Однако военкомат, находившийся в нашем доме, оказался закрытым. Валялись в беспорядке брошенные картонные папки, ветер носил по двору бумаги и золу от догоравших костров - все указывало на поспешную эвакуацию.
Я бросился со всех ног к Колдуну, моему дружку, жившему над нами. Когда я ворвался в его квартиру, мне в нос ударил запах пирогов с капустой. На кухне у них дым стоял коромыслом - пеклось, жарилось, шкварилось, словно на свадьбу. Колдун сказал, что сегодня у них большой сабантуй: во-первых, на работу больше не надо ходить - всех рассчитали и выдали деньги на три месяца вперед; во-вторых, с самого утра в магазинах продукты раздают без карточек, задаром, и, в-третьих, сосед дядя Коля аккурат сегодня именинник... А тут и сам дядя Коля заявился, таща полный ящик поллитровок "Московской особой" - и выпивка обеспечена!
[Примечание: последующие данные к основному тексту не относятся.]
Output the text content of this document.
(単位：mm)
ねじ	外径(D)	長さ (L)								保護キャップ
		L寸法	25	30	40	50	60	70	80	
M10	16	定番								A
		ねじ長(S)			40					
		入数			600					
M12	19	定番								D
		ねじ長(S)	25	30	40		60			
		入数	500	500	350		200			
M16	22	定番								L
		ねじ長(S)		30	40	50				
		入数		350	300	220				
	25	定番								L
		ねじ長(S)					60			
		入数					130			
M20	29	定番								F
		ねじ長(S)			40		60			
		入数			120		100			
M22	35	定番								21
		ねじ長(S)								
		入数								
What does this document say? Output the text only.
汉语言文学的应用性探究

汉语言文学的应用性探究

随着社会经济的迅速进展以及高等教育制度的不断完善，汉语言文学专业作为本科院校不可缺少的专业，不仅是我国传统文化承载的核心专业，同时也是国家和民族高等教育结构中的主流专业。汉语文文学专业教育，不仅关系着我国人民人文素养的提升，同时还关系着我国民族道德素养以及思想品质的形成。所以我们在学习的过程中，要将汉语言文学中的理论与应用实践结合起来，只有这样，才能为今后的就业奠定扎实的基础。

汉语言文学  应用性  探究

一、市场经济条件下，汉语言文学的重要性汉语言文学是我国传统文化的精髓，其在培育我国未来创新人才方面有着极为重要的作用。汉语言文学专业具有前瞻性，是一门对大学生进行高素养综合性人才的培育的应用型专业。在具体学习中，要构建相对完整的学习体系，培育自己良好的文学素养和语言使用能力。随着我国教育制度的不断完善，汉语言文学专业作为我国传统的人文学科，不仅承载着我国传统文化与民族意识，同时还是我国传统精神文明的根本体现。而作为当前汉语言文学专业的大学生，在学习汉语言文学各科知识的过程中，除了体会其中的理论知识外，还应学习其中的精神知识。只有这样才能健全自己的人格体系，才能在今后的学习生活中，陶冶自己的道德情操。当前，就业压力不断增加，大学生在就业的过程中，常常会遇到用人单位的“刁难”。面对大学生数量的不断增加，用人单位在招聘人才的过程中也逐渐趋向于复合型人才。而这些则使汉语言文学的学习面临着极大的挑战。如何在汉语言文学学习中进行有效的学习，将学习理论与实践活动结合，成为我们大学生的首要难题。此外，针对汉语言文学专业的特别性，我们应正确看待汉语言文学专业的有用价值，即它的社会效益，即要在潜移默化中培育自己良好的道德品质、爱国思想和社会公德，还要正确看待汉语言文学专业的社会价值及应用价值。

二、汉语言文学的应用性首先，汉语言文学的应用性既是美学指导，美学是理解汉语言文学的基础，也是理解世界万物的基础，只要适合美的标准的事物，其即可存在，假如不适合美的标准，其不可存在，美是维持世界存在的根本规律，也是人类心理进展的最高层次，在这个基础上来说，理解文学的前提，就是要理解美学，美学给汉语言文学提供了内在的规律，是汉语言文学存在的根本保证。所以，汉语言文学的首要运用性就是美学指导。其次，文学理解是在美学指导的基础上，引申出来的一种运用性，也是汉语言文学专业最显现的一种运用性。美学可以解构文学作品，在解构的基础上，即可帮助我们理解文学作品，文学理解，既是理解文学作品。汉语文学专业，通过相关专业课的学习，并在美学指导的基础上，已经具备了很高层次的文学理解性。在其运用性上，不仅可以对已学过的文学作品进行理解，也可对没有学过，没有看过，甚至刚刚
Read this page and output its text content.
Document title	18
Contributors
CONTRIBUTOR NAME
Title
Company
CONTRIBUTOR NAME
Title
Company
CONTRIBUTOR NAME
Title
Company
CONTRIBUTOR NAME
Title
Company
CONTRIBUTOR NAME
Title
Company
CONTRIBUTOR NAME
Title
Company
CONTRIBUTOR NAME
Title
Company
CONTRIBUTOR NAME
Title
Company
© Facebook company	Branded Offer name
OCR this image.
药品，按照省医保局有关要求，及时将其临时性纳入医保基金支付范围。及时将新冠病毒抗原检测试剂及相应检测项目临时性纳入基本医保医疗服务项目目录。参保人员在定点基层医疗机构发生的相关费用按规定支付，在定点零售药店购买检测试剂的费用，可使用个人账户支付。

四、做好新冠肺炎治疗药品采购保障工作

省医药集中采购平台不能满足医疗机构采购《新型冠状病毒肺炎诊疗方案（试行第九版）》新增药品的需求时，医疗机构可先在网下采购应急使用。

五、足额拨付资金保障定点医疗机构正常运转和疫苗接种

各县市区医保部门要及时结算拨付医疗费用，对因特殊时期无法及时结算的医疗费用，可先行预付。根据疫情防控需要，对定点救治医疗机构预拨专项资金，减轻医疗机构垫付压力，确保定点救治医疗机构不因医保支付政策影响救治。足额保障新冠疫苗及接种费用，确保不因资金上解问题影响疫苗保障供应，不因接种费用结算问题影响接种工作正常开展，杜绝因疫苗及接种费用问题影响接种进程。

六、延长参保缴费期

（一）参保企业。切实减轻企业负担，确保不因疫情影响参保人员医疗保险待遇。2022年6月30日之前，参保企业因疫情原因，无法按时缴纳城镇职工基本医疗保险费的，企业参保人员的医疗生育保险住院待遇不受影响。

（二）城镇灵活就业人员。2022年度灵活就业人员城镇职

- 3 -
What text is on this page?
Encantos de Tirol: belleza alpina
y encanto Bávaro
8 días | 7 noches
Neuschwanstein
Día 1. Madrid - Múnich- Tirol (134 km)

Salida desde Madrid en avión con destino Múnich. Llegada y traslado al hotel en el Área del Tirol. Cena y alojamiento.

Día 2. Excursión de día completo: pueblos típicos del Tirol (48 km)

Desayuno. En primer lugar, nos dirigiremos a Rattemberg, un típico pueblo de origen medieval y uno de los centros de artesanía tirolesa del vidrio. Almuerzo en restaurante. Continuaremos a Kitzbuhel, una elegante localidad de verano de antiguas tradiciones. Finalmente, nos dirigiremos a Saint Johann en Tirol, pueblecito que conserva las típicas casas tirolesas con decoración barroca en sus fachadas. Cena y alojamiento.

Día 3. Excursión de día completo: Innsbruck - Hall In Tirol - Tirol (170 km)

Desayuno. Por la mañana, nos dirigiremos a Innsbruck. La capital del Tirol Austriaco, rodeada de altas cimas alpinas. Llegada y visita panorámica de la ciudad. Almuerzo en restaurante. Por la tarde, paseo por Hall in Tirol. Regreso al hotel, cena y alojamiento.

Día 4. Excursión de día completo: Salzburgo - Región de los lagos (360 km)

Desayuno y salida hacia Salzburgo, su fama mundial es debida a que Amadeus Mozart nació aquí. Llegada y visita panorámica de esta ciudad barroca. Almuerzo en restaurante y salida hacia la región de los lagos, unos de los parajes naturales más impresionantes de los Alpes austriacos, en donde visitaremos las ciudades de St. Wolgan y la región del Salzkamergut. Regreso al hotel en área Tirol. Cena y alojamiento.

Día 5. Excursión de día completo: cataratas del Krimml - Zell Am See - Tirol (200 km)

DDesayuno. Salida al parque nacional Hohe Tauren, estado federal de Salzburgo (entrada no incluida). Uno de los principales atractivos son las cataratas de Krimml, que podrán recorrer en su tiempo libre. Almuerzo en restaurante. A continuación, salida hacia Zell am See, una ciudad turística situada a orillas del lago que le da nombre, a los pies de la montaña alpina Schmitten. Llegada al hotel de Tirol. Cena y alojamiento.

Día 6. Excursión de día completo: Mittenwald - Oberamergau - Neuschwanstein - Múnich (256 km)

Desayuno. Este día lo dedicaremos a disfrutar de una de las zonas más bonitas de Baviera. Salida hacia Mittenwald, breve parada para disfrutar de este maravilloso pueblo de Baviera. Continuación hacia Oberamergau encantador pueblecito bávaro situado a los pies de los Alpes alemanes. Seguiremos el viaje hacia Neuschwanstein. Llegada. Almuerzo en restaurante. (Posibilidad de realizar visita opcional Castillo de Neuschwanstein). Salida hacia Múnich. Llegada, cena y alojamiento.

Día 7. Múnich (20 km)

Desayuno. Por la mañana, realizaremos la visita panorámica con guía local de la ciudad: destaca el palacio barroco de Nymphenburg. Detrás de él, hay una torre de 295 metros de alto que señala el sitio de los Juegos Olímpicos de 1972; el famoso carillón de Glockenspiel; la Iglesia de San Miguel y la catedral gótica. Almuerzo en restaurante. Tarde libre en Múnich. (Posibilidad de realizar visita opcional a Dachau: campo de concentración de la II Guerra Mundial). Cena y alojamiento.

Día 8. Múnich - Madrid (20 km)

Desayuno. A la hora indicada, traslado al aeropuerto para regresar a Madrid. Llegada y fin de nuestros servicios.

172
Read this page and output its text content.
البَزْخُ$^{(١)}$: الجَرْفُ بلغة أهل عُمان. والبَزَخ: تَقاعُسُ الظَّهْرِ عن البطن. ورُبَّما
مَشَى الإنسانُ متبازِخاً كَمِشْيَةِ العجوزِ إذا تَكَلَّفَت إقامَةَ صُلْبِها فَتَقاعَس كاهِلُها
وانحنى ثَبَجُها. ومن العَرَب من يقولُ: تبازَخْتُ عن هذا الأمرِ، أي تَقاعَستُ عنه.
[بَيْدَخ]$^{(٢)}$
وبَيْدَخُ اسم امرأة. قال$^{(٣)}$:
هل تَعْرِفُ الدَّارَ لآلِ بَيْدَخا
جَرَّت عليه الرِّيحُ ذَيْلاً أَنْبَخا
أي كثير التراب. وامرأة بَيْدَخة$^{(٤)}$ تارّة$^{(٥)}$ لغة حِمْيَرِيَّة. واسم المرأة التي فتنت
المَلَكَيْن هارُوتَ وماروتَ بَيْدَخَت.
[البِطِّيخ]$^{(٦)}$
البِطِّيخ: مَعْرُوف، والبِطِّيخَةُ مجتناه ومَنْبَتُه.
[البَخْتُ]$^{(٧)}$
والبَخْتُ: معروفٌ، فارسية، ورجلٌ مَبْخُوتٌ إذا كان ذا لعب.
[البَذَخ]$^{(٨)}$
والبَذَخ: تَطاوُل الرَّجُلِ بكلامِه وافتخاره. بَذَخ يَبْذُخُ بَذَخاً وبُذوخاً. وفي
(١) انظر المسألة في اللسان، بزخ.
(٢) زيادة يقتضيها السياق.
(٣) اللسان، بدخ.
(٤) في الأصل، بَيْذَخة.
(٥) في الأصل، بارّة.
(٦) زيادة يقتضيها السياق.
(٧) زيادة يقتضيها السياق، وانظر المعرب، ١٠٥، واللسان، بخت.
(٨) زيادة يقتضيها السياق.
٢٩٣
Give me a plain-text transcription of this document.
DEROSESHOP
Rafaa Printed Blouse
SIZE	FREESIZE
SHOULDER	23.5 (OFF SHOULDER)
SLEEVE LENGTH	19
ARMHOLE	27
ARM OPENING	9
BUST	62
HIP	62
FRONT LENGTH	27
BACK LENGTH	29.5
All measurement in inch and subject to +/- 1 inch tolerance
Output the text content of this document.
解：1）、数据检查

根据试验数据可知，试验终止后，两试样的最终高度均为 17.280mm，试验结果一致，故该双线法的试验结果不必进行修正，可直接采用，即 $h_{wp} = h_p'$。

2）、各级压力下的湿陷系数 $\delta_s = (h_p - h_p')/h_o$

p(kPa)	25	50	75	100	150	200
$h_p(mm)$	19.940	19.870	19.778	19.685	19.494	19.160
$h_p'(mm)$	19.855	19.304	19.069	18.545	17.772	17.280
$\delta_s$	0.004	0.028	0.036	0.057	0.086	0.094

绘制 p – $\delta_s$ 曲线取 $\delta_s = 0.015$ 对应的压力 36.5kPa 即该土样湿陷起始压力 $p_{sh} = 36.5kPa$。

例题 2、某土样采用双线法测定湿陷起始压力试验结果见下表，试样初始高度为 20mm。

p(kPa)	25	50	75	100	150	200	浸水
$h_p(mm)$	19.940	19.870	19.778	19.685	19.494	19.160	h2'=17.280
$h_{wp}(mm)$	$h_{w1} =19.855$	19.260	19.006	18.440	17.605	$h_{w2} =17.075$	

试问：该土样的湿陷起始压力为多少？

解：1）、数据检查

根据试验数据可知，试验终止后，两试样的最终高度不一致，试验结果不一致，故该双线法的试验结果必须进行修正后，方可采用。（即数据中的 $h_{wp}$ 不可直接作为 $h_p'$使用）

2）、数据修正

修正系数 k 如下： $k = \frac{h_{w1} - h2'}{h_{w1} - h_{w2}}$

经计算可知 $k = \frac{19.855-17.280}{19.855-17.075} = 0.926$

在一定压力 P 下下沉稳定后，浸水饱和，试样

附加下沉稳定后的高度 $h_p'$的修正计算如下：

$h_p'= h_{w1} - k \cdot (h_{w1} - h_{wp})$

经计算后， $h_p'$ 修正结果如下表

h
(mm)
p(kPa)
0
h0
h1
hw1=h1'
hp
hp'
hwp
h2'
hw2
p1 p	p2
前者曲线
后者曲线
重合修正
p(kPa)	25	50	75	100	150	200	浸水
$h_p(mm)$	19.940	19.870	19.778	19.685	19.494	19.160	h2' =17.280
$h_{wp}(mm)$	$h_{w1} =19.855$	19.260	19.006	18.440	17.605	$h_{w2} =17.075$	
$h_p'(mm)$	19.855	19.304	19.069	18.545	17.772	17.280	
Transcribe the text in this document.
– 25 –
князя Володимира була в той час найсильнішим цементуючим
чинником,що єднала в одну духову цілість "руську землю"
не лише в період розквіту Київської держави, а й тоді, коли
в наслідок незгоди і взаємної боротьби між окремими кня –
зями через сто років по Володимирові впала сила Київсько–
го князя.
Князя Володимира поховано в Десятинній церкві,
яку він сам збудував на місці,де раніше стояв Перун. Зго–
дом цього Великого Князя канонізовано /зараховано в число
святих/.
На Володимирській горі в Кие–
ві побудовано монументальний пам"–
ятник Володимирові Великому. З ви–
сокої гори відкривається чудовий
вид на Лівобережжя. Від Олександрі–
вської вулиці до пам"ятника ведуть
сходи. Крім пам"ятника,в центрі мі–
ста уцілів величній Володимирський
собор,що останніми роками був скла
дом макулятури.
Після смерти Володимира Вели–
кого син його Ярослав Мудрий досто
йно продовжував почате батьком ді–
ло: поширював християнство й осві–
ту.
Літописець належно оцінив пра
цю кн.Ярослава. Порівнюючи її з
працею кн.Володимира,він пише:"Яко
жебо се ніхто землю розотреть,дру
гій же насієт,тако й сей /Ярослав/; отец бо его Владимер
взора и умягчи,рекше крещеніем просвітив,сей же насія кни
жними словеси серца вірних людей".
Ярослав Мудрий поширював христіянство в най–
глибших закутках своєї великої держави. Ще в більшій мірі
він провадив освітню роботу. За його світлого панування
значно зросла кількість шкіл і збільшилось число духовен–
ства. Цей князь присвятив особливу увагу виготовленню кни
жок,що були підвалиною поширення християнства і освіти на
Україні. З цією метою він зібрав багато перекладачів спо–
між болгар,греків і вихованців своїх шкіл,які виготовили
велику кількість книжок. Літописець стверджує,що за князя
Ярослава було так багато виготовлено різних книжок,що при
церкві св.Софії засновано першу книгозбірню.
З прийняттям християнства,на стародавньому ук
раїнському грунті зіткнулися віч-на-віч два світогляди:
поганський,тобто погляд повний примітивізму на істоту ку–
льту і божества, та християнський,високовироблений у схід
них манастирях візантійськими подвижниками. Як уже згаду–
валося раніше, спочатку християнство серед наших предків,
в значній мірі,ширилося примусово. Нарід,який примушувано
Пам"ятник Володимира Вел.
- На складе "Пищеторга" по два кило масла в одни руки дают! - возвестил он. - А на "Компрессоре" муку "выбросили"!
- Дядя Коля, правда, что наши уходят из Москвы? - спросил его я.
- Уходят ваши или приходят, а жрать-то все равно надо, - ответил дядя Коля.
Лично он никуда не собирался уходить, кроме магазина.
Колдун тоже побежал вместе с соседями - занимать очередь. Мы на ходу попрощались (в 1942 году он был призван в армию и пропал без вести на Волховском фронте).
...Взяв вещи, я пошел по Центральному проезду мимо громадной толпы у продмага № 20 и булочной, в которых наша пролетарская окраина отоваривалась дармовыми харчами. Люди куда-то бежали с авоськами и сумками, откуда-то тащили ящики и мешки, в общем, шел продовольственный ажиотаж. Когда я вышел на шоссе Энтузиастов к условленному месту, часы показывали четверть первого. Папы еще не было, но, по моим расчетам, он вот-вот должен был подойти.
Не могу описать свои расстроенные чувства, с которыми взирал я на перспективу шоссе Энтузиастов, начинавшегося от Заставы Ильича, на Горбатый мост, нашу школу № 407 и военные склады напротив школы. Все происходившее на моих глазах казалось мне совершенно нереальным, как в каком-то дурном сне.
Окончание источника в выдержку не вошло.